SM: The common point, of course, is that the parts generally have to be physically large and we use the words 'highly cosmetic' because that generally leads it to pressure forming and molded-in color and a significant amount of molding detail that add to the 'value added' of the design. We don't do automotive exterior parts for obvious reasons; it's way too high a volume. But for heavy truck and industrial applications, the industrial people are the last ones to go from the metal boxes to all the benefits, appearance wise, of plastic covers, some because a lot of industrial equipment's in pretty rugged use, where it's exposed to bumps or bruises or chemical environments, or high temperature, that type of thing. But as plastics get better and better in paneling for high temperature and harsh environments, those applications are converting over to plastic covers as well.
It seems that there's a general need for a higher level of appearance in something as simple as a mold chiller, a functional product that you wouldn't think would have to be too high design, but there are a lot of companies that see that as the way to differentiate their product from another product. So using plastic design is one way to do that.

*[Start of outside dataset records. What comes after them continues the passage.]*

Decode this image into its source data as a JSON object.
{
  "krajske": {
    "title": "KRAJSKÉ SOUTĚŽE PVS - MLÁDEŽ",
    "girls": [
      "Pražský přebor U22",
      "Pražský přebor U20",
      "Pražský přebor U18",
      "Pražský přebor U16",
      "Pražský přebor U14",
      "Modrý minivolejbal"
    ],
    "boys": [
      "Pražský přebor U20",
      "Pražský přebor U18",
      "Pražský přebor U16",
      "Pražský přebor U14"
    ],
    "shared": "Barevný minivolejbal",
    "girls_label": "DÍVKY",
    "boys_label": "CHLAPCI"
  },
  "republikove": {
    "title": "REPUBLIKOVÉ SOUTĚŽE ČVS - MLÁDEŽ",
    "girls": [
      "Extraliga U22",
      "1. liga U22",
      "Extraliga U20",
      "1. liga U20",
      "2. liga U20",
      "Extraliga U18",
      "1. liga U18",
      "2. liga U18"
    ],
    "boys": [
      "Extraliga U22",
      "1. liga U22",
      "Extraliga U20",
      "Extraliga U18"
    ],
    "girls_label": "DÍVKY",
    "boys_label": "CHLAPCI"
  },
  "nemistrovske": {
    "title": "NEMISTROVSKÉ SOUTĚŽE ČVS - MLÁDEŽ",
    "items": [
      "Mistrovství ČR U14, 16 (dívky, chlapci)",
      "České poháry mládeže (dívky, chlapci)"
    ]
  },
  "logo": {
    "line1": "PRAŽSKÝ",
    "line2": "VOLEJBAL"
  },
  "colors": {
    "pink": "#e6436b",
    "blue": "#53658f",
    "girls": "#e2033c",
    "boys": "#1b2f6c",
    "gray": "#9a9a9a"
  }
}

D2P: How do you see the future direction of Profile Plastics taking shape?
SM: Well, I think the market niche is geared by sort of structural things, like, injection molding needs two tools, and some process reasons. Whether the niche will grow largely depends on the U.S. industrial base because we make parts for other people. We used to make a lot of exercise equipment and, maybe five years after we made parts and shipped them to assembly plants in the Midwest, we started making parts and they would be shipped to China.
Now, the whole machine comes in a box from China, so there is no assembly in Chicago anymore and, as a result, we don't make parts and send them to China. They can make their own parts and bring it all in in a box. So how significant is that trend, and will that trend slow down? Your guess is as good as mine. We'd like to think it will, but it's got a pretty good head start.

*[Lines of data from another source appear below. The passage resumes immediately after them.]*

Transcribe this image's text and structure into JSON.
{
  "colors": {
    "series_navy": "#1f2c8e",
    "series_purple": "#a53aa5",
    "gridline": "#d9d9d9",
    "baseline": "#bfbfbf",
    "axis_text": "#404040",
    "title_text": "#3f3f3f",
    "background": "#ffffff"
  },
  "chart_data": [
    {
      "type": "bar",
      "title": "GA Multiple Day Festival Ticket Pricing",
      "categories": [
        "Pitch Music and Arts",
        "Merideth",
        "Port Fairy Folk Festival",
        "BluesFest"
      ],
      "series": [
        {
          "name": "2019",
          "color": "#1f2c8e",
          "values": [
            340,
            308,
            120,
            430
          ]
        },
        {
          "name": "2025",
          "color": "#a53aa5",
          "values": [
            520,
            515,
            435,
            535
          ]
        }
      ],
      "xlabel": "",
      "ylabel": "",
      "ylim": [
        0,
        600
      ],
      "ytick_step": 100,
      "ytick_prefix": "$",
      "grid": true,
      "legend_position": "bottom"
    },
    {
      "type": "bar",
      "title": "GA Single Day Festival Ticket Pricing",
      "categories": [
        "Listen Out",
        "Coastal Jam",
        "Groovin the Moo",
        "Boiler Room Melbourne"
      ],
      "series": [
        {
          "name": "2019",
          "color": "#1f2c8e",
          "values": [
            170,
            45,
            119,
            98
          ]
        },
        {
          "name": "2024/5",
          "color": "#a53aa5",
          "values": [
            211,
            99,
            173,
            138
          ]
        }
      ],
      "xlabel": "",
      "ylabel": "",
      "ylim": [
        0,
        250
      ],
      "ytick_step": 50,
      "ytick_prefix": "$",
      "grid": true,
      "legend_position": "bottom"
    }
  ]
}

But I think our type of products will be some of the last ones. As for exercise equipment, actually, another thing happened on the way to the ball. Exercise equipment got to be very big business, so it no longer was a thousand or 2,000 a year; it was 10,000 a year. Well, that changes the economics. We would not be doing that part today because the volume is so high. That's the normal evolution of our applications. We have to deal with things that are physically large and relatively low volume, and if they become very popular and get very large volume-wise, they go to more efficient processes.